Tim pemeriksa fakta juga melakukan penelusuran melalui mesin pencarian Google dengan kata kunci “serangan rudal Iran ke pangkalan militer AS di Qatar”. Pencarian mengarah pada laporan media ekonomi internasional yang menyebut adanya insiden rudal yang menghantam Pangkalan Al-Udeid di Qatar, pangkalan militer AS terbesar di Timur Tengah.
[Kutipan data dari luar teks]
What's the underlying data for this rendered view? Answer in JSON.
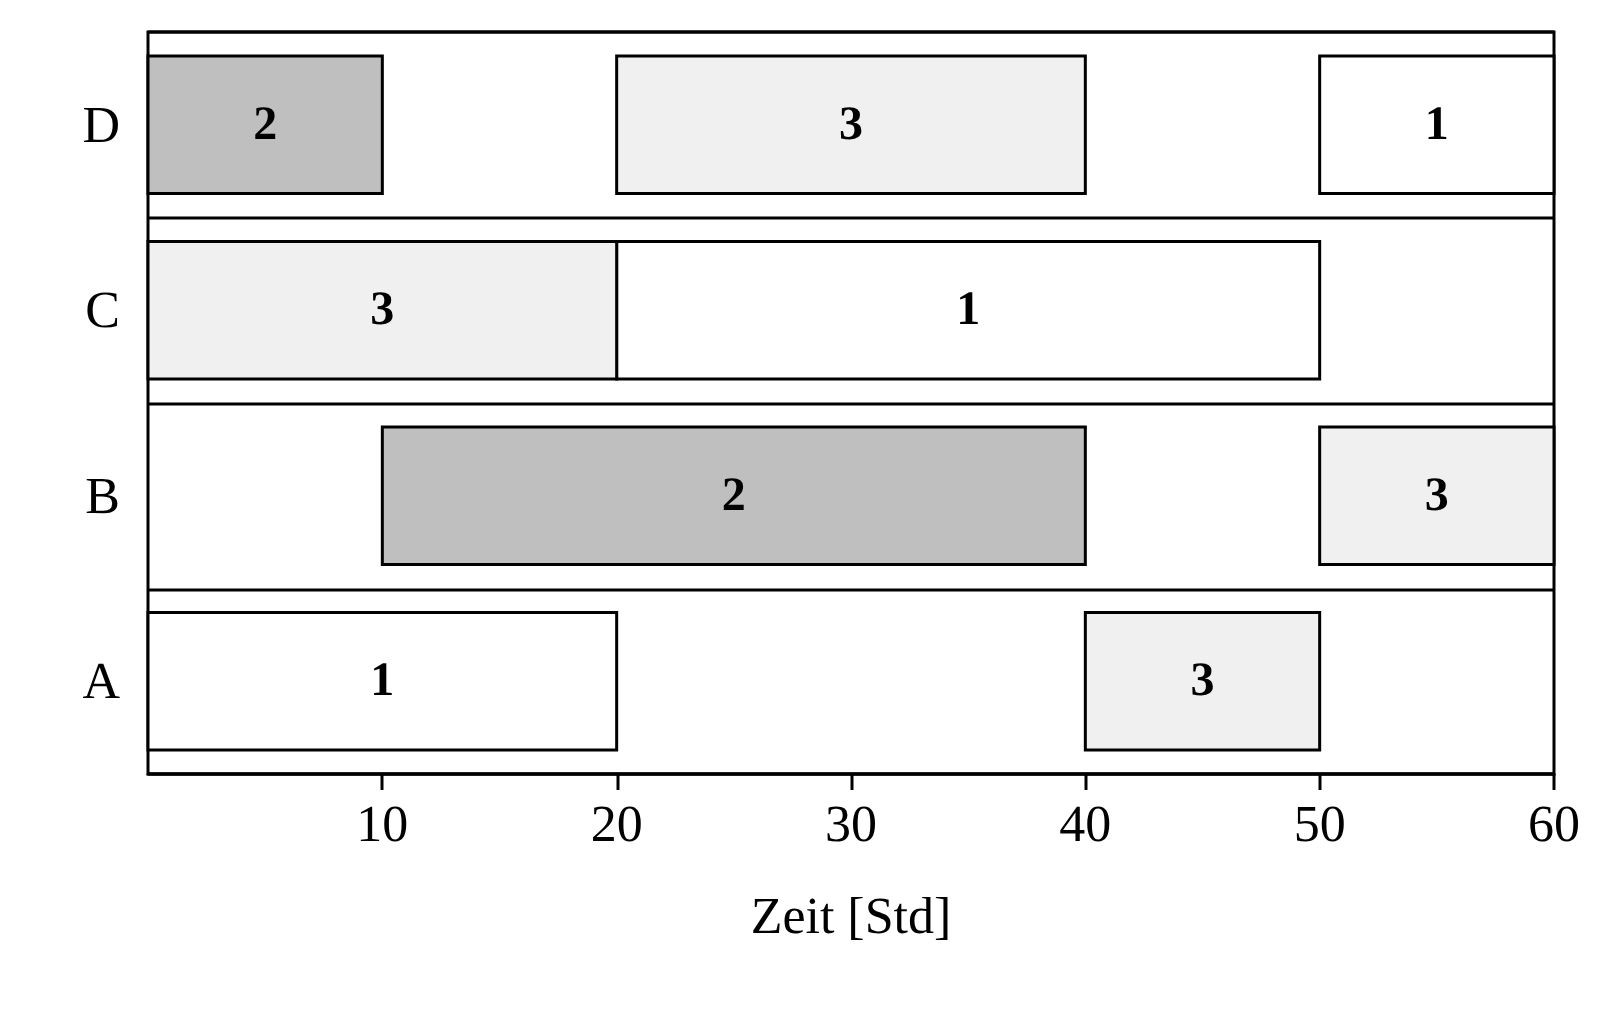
{
  "chart_data": {
    "type": "bar",
    "orientation": "horizontal",
    "xlabel": "Zeit [Std]",
    "categories": [
      "D",
      "C",
      "B",
      "A"
    ],
    "xlim": [
      0,
      60
    ],
    "xticks": [
      10,
      20,
      30,
      40,
      50,
      60
    ],
    "grid": "y",
    "series": [
      {
        "name": "1",
        "color": "#ffffff",
        "values": [
          10,
          30,
          null,
          20
        ],
        "base": [
          50,
          20,
          null,
          0
        ]
      },
      {
        "name": "2",
        "color": "#bfbfbf",
        "values": [
          10,
          null,
          30,
          null
        ],
        "base": [
          0,
          null,
          10,
          null
        ]
      },
      {
        "name": "3",
        "color": "#f0f0f0",
        "values": [
          20,
          20,
          10,
          10
        ],
        "base": [
          20,
          0,
          50,
          40
        ]
      }
    ]
  }
}
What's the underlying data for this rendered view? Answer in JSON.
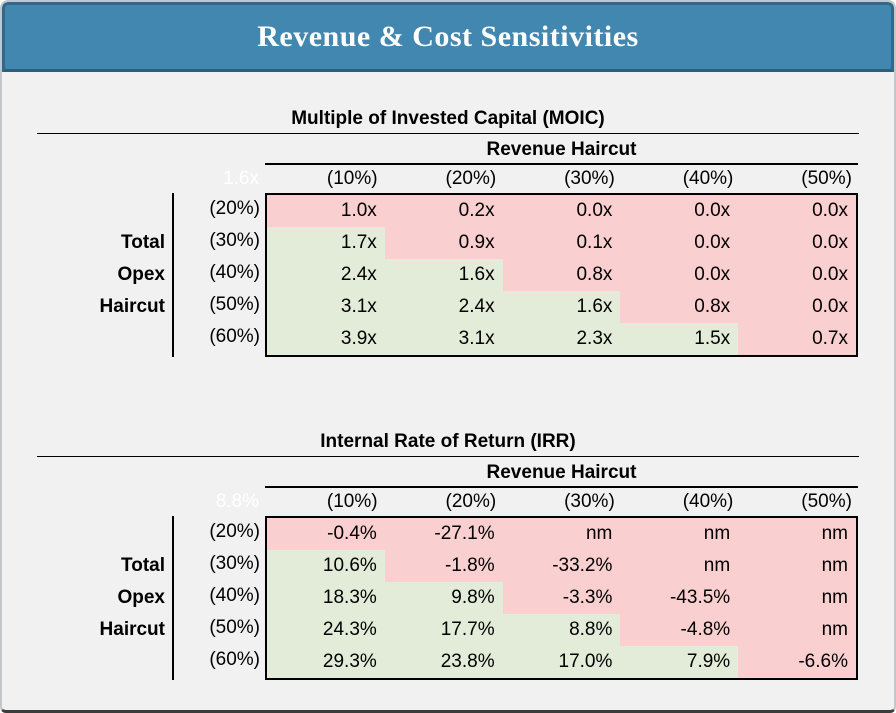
{
  "page_title": "Revenue & Cost Sensitivities",
  "colors": {
    "header_bg": "#4187B0",
    "header_edge": "#33678B",
    "header_bottom": "#2C5E7E",
    "page_bg": "#F1F1F2",
    "cell_red": "#F9CFD0",
    "cell_green": "#E3EBD9",
    "corner_text": "#FFFFFF",
    "text": "#000000"
  },
  "tables": [
    {
      "title": "Multiple of Invested Capital (MOIC)",
      "col_group_label": "Revenue Haircut",
      "corner_value": "1.6x",
      "row_group_label": [
        "Total",
        "Opex",
        "Haircut"
      ],
      "col_headers": [
        "(10%)",
        "(20%)",
        "(30%)",
        "(40%)",
        "(50%)"
      ],
      "row_headers": [
        "(20%)",
        "(30%)",
        "(40%)",
        "(50%)",
        "(60%)"
      ],
      "rows": [
        {
          "values": [
            "1.0x",
            "0.2x",
            "0.0x",
            "0.0x",
            "0.0x"
          ],
          "colors": [
            "red",
            "red",
            "red",
            "red",
            "red"
          ]
        },
        {
          "values": [
            "1.7x",
            "0.9x",
            "0.1x",
            "0.0x",
            "0.0x"
          ],
          "colors": [
            "green",
            "red",
            "red",
            "red",
            "red"
          ]
        },
        {
          "values": [
            "2.4x",
            "1.6x",
            "0.8x",
            "0.0x",
            "0.0x"
          ],
          "colors": [
            "green",
            "green",
            "red",
            "red",
            "red"
          ]
        },
        {
          "values": [
            "3.1x",
            "2.4x",
            "1.6x",
            "0.8x",
            "0.0x"
          ],
          "colors": [
            "green",
            "green",
            "green",
            "red",
            "red"
          ]
        },
        {
          "values": [
            "3.9x",
            "3.1x",
            "2.3x",
            "1.5x",
            "0.7x"
          ],
          "colors": [
            "green",
            "green",
            "green",
            "green",
            "red"
          ]
        }
      ]
    },
    {
      "title": "Internal Rate of Return (IRR)",
      "col_group_label": "Revenue Haircut",
      "corner_value": "8.8%",
      "row_group_label": [
        "Total",
        "Opex",
        "Haircut"
      ],
      "col_headers": [
        "(10%)",
        "(20%)",
        "(30%)",
        "(40%)",
        "(50%)"
      ],
      "row_headers": [
        "(20%)",
        "(30%)",
        "(40%)",
        "(50%)",
        "(60%)"
      ],
      "rows": [
        {
          "values": [
            "-0.4%",
            "-27.1%",
            "nm",
            "nm",
            "nm"
          ],
          "colors": [
            "red",
            "red",
            "red",
            "red",
            "red"
          ]
        },
        {
          "values": [
            "10.6%",
            "-1.8%",
            "-33.2%",
            "nm",
            "nm"
          ],
          "colors": [
            "green",
            "red",
            "red",
            "red",
            "red"
          ]
        },
        {
          "values": [
            "18.3%",
            "9.8%",
            "-3.3%",
            "-43.5%",
            "nm"
          ],
          "colors": [
            "green",
            "green",
            "red",
            "red",
            "red"
          ]
        },
        {
          "values": [
            "24.3%",
            "17.7%",
            "8.8%",
            "-4.8%",
            "nm"
          ],
          "colors": [
            "green",
            "green",
            "green",
            "red",
            "red"
          ]
        },
        {
          "values": [
            "29.3%",
            "23.8%",
            "17.0%",
            "7.9%",
            "-6.6%"
          ],
          "colors": [
            "green",
            "green",
            "green",
            "green",
            "red"
          ]
        }
      ]
    }
  ],
  "chart_data": [
    {
      "type": "table",
      "title": "Multiple of Invested Capital (MOIC)",
      "column_group": "Revenue Haircut",
      "row_group": "Total Opex Haircut",
      "base_value": "1.6x",
      "columns": [
        "(10%)",
        "(20%)",
        "(30%)",
        "(40%)",
        "(50%)"
      ],
      "rows": [
        "(20%)",
        "(30%)",
        "(40%)",
        "(50%)",
        "(60%)"
      ],
      "values": [
        [
          1.0,
          0.2,
          0.0,
          0.0,
          0.0
        ],
        [
          1.7,
          0.9,
          0.1,
          0.0,
          0.0
        ],
        [
          2.4,
          1.6,
          0.8,
          0.0,
          0.0
        ],
        [
          3.1,
          2.4,
          1.6,
          0.8,
          0.0
        ],
        [
          3.9,
          3.1,
          2.3,
          1.5,
          0.7
        ]
      ],
      "unit": "x"
    },
    {
      "type": "table",
      "title": "Internal Rate of Return (IRR)",
      "column_group": "Revenue Haircut",
      "row_group": "Total Opex Haircut",
      "base_value": "8.8%",
      "columns": [
        "(10%)",
        "(20%)",
        "(30%)",
        "(40%)",
        "(50%)"
      ],
      "rows": [
        "(20%)",
        "(30%)",
        "(40%)",
        "(50%)",
        "(60%)"
      ],
      "values": [
        [
          -0.4,
          -27.1,
          null,
          null,
          null
        ],
        [
          10.6,
          -1.8,
          -33.2,
          null,
          null
        ],
        [
          18.3,
          9.8,
          -3.3,
          -43.5,
          null
        ],
        [
          24.3,
          17.7,
          8.8,
          -4.8,
          null
        ],
        [
          29.3,
          23.8,
          17.0,
          7.9,
          -6.6
        ]
      ],
      "unit": "%",
      "null_label": "nm"
    }
  ]
}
Dalam laporan tersebut disebutkan sebuah rudal balistik Iran menghantam pangkalan itu pada Selasa (3/3/2026) waktu setempat dan dikonfirmasi oleh Kementerian Pertahanan Qatar di tengah meningkatnya ketegangan di kawasan Teluk. Ketegangan terjadi ketika Iran melancarkan serangan terhadap Amerika Serikat dan Israel sebagai balasan atas serangan sebelumnya.
Kendati ada laporan mengenai insiden rudal di Qatar, video yang viral di Facebook tidak berkaitan langsung dengan peristiwa tersebut. Berdasarkan analisis digital, video yang mengklaim serangan rudal Iran ke pangkalan militer AS di Qatar merupakan konten yang dibuat menggunakan teknologi kecerdasan buatan.